The U.S. Chamber is similarly concerned about the proposed union walkaround rules. Spencer said the Office of Management and Budget (OMB) will have to approve the rule first and that the notice and comment period will soon follow. “We, of course, will be submitting comments when that comes out,” Spencer added.

The Davis-Bacon Act
According to both Wild and Spencer, this is one labor law that doesn’t directly impact distributors until those companies are serving as contractors or subcontractors on federally funded or assisted construction contracts. Still, it’s yet another labor-related rule that’s already been finalized, so companies should be aware of it.

According to the Department of Labor (DOL), the Davis-Bacon Act applies to contractors and subcontractors performing on federally-funded contracts in excess of $2,000 for the construction, alteration or repair (including painting and decorating) of public buildings or public works.

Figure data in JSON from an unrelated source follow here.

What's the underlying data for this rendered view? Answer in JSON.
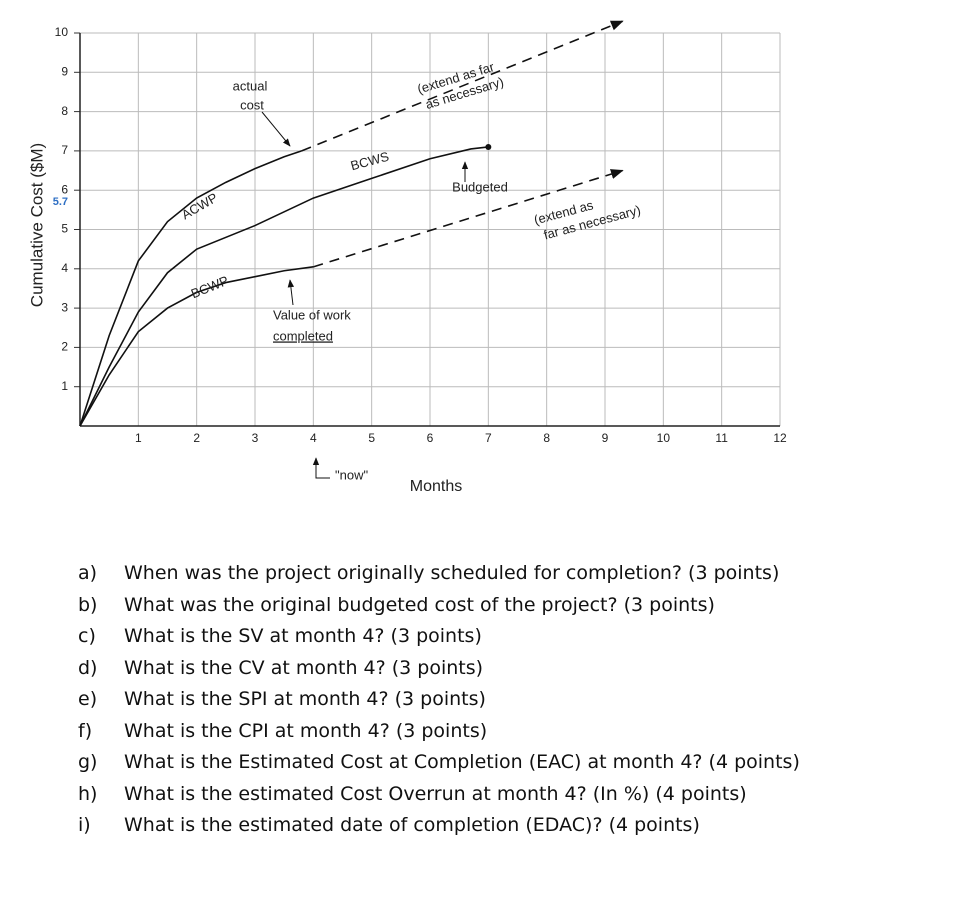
{
  "chart_data": {
    "type": "line",
    "y_label": "Cumulative Cost ($M)",
    "x_label": "Months",
    "xlim": [
      0,
      12
    ],
    "xticks": [
      1,
      2,
      3,
      4,
      5,
      6,
      7,
      8,
      9,
      10,
      11,
      12
    ],
    "ylim": [
      0,
      10
    ],
    "yticks": [
      1,
      2,
      3,
      4,
      5,
      6,
      7,
      8,
      9,
      10
    ],
    "highlight_ytick": 5.7,
    "highlight_color": "#2e6fc4",
    "grid": true,
    "series": [
      {
        "name": "ACWP",
        "color": "#111111",
        "x": [
          0,
          0.5,
          1,
          1.5,
          2,
          2.5,
          3,
          3.5,
          3.8
        ],
        "values": [
          0,
          2.3,
          4.2,
          5.2,
          5.8,
          6.2,
          6.55,
          6.85,
          7.0
        ]
      },
      {
        "color": "#111111",
        "dashed": true,
        "x": [
          3.8,
          9.3
        ],
        "values": [
          7.0,
          10.3
        ]
      },
      {
        "name": "BCWS",
        "color": "#111111",
        "x": [
          0,
          0.5,
          1,
          1.5,
          2,
          3,
          4,
          5,
          6,
          6.7,
          7
        ],
        "values": [
          0,
          1.5,
          2.9,
          3.9,
          4.5,
          5.1,
          5.8,
          6.3,
          6.8,
          7.05,
          7.1
        ]
      },
      {
        "name": "BCWP",
        "color": "#111111",
        "x": [
          0,
          0.5,
          1,
          1.5,
          2,
          2.5,
          3,
          3.5,
          4
        ],
        "values": [
          0,
          1.3,
          2.4,
          3.0,
          3.4,
          3.65,
          3.8,
          3.95,
          4.05
        ]
      },
      {
        "color": "#111111",
        "dashed": true,
        "x": [
          4,
          9.3
        ],
        "values": [
          4.05,
          6.5
        ]
      }
    ],
    "annotations": {
      "actual_cost": [
        "actual",
        "cost"
      ],
      "extend_top": [
        "(extend as far",
        "as necessary)"
      ],
      "budgeted": "Budgeted",
      "extend_bottom": [
        "(extend as",
        "far as necessary)"
      ],
      "value_of_work": [
        "Value of work",
        "completed"
      ],
      "now": "\"now\""
    }
  },
  "questions": [
    {
      "letter": "a)",
      "text": "When was the project originally scheduled for completion? (3 points)"
    },
    {
      "letter": "b)",
      "text": "What was the original budgeted cost of the project? (3 points)"
    },
    {
      "letter": "c)",
      "text": "What is the SV at month 4? (3 points)"
    },
    {
      "letter": "d)",
      "text": "What is the CV at month 4? (3 points)"
    },
    {
      "letter": "e)",
      "text": "What is the SPI at month 4? (3 points)"
    },
    {
      "letter": "f)",
      "text": "What is the CPI at month 4? (3 points)"
    },
    {
      "letter": "g)",
      "text": "What is the Estimated Cost at Completion (EAC) at month 4? (4 points)"
    },
    {
      "letter": "h)",
      "text": "What is the estimated Cost Overrun at month 4? (In %) (4 points)"
    },
    {
      "letter": "i)",
      "text": "What is the estimated date of completion (EDAC)? (4 points)"
    }
  ]
}
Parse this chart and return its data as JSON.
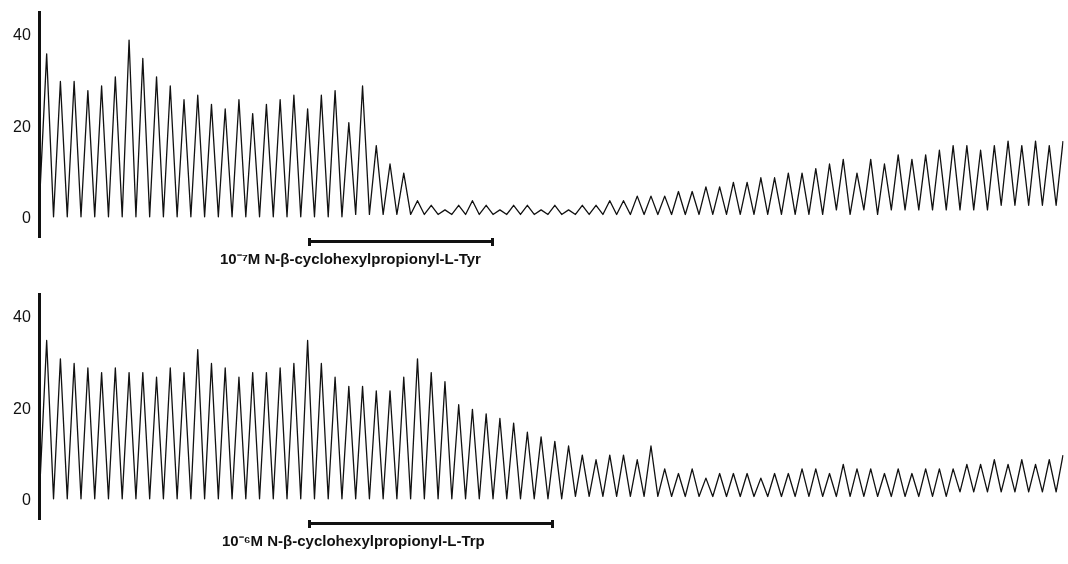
{
  "chart_data": [
    {
      "type": "line",
      "ylim": [
        -4,
        45
      ],
      "yticks": [
        0,
        20,
        40
      ],
      "grid": false,
      "legend": false,
      "tick_labels": "y",
      "categories": [
        null,
        null,
        null,
        null,
        null,
        null,
        null,
        null,
        null,
        null,
        null,
        null,
        null,
        null,
        null,
        null,
        null,
        null,
        null,
        null,
        null,
        null,
        null,
        null,
        null,
        null,
        null,
        null,
        null,
        null,
        null,
        null,
        null,
        null,
        null,
        null,
        null,
        null,
        null,
        null,
        null,
        null,
        null,
        null,
        null,
        null,
        null,
        null,
        null,
        null,
        null,
        null,
        null,
        null,
        null,
        null,
        null,
        null,
        null,
        null,
        null,
        null,
        null,
        null,
        null,
        null,
        null,
        null,
        null,
        null,
        null,
        null,
        null,
        null,
        null,
        null,
        null,
        null,
        null,
        null,
        null,
        null,
        null,
        null,
        null,
        null,
        null,
        null,
        null,
        null,
        null,
        null,
        null,
        null,
        null,
        null,
        null,
        null,
        null,
        null,
        null,
        null,
        null,
        null,
        null,
        null,
        null,
        null,
        null,
        null,
        null,
        null,
        null,
        null,
        null,
        null,
        null,
        null,
        null,
        null,
        null,
        null,
        null,
        null,
        null,
        null,
        null,
        null,
        null,
        null,
        null,
        null,
        null,
        null,
        null,
        null,
        null,
        null,
        null,
        null,
        null,
        null,
        null,
        null,
        null,
        null,
        null,
        null,
        null,
        null
      ],
      "series": [
        {
          "color": "#111111",
          "values": [
            5,
            36,
            0.5,
            30,
            0.5,
            30,
            0.5,
            28,
            0.5,
            29,
            0.5,
            31,
            0.5,
            39,
            0.5,
            35,
            0.5,
            31,
            0.5,
            29,
            0.5,
            26,
            0.5,
            27,
            0.5,
            25,
            0.5,
            24,
            0.5,
            26,
            0.5,
            23,
            0.5,
            25,
            0.5,
            26,
            0.5,
            27,
            0.5,
            24,
            0.5,
            27,
            0.5,
            28,
            0.5,
            21,
            1,
            29,
            1,
            16,
            1,
            12,
            1,
            10,
            1,
            4,
            1,
            3,
            1,
            2,
            1,
            3,
            1,
            4,
            1,
            3,
            1,
            2,
            1,
            3,
            1,
            3,
            1,
            2,
            1,
            3,
            1,
            2,
            1,
            3,
            1,
            3,
            1,
            4,
            1,
            4,
            1,
            5,
            1,
            5,
            1,
            5,
            1,
            6,
            1,
            6,
            1,
            7,
            1,
            7,
            1,
            8,
            1,
            8,
            1,
            9,
            1,
            9,
            1,
            10,
            1,
            10,
            1,
            11,
            1,
            12,
            2,
            13,
            1,
            10,
            2,
            13,
            1,
            12,
            2,
            14,
            2,
            13,
            2,
            14,
            2,
            15,
            2,
            16,
            2,
            16,
            2,
            15,
            2,
            16,
            3,
            17,
            3,
            16,
            3,
            17,
            3,
            16,
            3,
            17
          ]
        }
      ],
      "annotations": [
        "10⁻⁷M N-β-cyclohexylpropionyl-L-Tyr"
      ]
    },
    {
      "type": "line",
      "ylim": [
        -4,
        45
      ],
      "yticks": [
        0,
        20,
        40
      ],
      "grid": false,
      "legend": false,
      "tick_labels": "y",
      "categories": [
        null,
        null,
        null,
        null,
        null,
        null,
        null,
        null,
        null,
        null,
        null,
        null,
        null,
        null,
        null,
        null,
        null,
        null,
        null,
        null,
        null,
        null,
        null,
        null,
        null,
        null,
        null,
        null,
        null,
        null,
        null,
        null,
        null,
        null,
        null,
        null,
        null,
        null,
        null,
        null,
        null,
        null,
        null,
        null,
        null,
        null,
        null,
        null,
        null,
        null,
        null,
        null,
        null,
        null,
        null,
        null,
        null,
        null,
        null,
        null,
        null,
        null,
        null,
        null,
        null,
        null,
        null,
        null,
        null,
        null,
        null,
        null,
        null,
        null,
        null,
        null,
        null,
        null,
        null,
        null,
        null,
        null,
        null,
        null,
        null,
        null,
        null,
        null,
        null,
        null,
        null,
        null,
        null,
        null,
        null,
        null,
        null,
        null,
        null,
        null,
        null,
        null,
        null,
        null,
        null,
        null,
        null,
        null,
        null,
        null,
        null,
        null,
        null,
        null,
        null,
        null,
        null,
        null,
        null,
        null,
        null,
        null,
        null,
        null,
        null,
        null,
        null,
        null,
        null,
        null,
        null,
        null,
        null,
        null,
        null,
        null,
        null,
        null,
        null,
        null,
        null,
        null,
        null,
        null,
        null,
        null,
        null,
        null,
        null,
        null
      ],
      "series": [
        {
          "color": "#111111",
          "values": [
            3,
            35,
            0.5,
            31,
            0.5,
            30,
            0.5,
            29,
            0.5,
            28,
            0.5,
            29,
            0.5,
            28,
            0.5,
            28,
            0.5,
            27,
            0.5,
            29,
            0.5,
            28,
            0.5,
            33,
            0.5,
            30,
            0.5,
            29,
            0.5,
            27,
            0.5,
            28,
            0.5,
            28,
            0.5,
            29,
            0.5,
            30,
            0.5,
            35,
            0.5,
            30,
            0.5,
            27,
            0.5,
            25,
            0.5,
            25,
            0.5,
            24,
            0.5,
            24,
            0.5,
            27,
            0.5,
            31,
            0.5,
            28,
            0.5,
            26,
            0.5,
            21,
            0.5,
            20,
            0.5,
            19,
            0.5,
            18,
            0.5,
            17,
            0.5,
            15,
            0.5,
            14,
            0.5,
            13,
            0.5,
            12,
            1,
            10,
            1,
            9,
            1,
            10,
            1,
            10,
            1,
            9,
            1,
            12,
            1,
            7,
            1,
            6,
            1,
            7,
            1,
            5,
            1,
            6,
            1,
            6,
            1,
            6,
            1,
            5,
            1,
            6,
            1,
            6,
            1,
            7,
            1,
            7,
            1,
            6,
            1,
            8,
            1,
            7,
            1,
            7,
            1,
            6,
            1,
            7,
            1,
            6,
            1,
            7,
            1,
            7,
            1,
            7,
            2,
            8,
            2,
            8,
            2,
            9,
            2,
            8,
            2,
            9,
            2,
            8,
            2,
            9,
            2,
            10
          ]
        }
      ],
      "annotations": [
        "10⁻⁶M N-β-cyclohexylpropionyl-L-Trp"
      ]
    }
  ]
}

Davis-Bacon Act contractors and subcontractors must pay their laborers and mechanics employed under the contract no less than the locally prevailing wages and fringe benefits for corresponding work on similar projects in the area.

In August, the DOL published a final rule updating the way it calculates prevailing wages under the Davis-Bacon Act and sets requirements for how labor standards are administered and enforced on federal and federally assisted construction projects. The final rule goes into effect on Oct. 23, 2023.

With this rule, Spencer said the DOL wants to “make it easier to reach higher wage determinations for federally-funded construction projects,” with the idea being that if your business is engaged in construction that uses federal funds under the current policy, you’re supposed to look at (and use) the wage determinations.

“The bottom line is that the DOL is trying to drag more businesses into the Davis-Bacon web, where you would have to pay higher prevailing wage rates,” Spencer added. “So even though you might be a non-unionized firm, you still get stuck paying union wage rates on construction projects.”

Now is the Time to Speak Up
Business owners concerned about any or all of the rules highlighted in this article can make a difference by communicating those concerns to their elected officials. “Make sure your legislators — both on the House and Senate side — understand that this stuff matters and that you’re concerned about it,” Spencer urged. “Let them know your concerns about the direction the government is taking in terms of ‘unions at all costs,’ and trying to force employers to grant union concessions.”

Wild said it’s important to understand that the rules can negatively impact both the employer and its employees. Litigation is both costly and time-consuming, he added, and that’s where industry coalitions can truly prove their value.

“When FEDA joins forces with NAW, which in turn joins with the Coalition for a Democratic Workplace, we can combine our resources, take it into the courts and hopefully get the rule(s) repealed. We have a pretty decent success rate on it, but it just takes time and money.”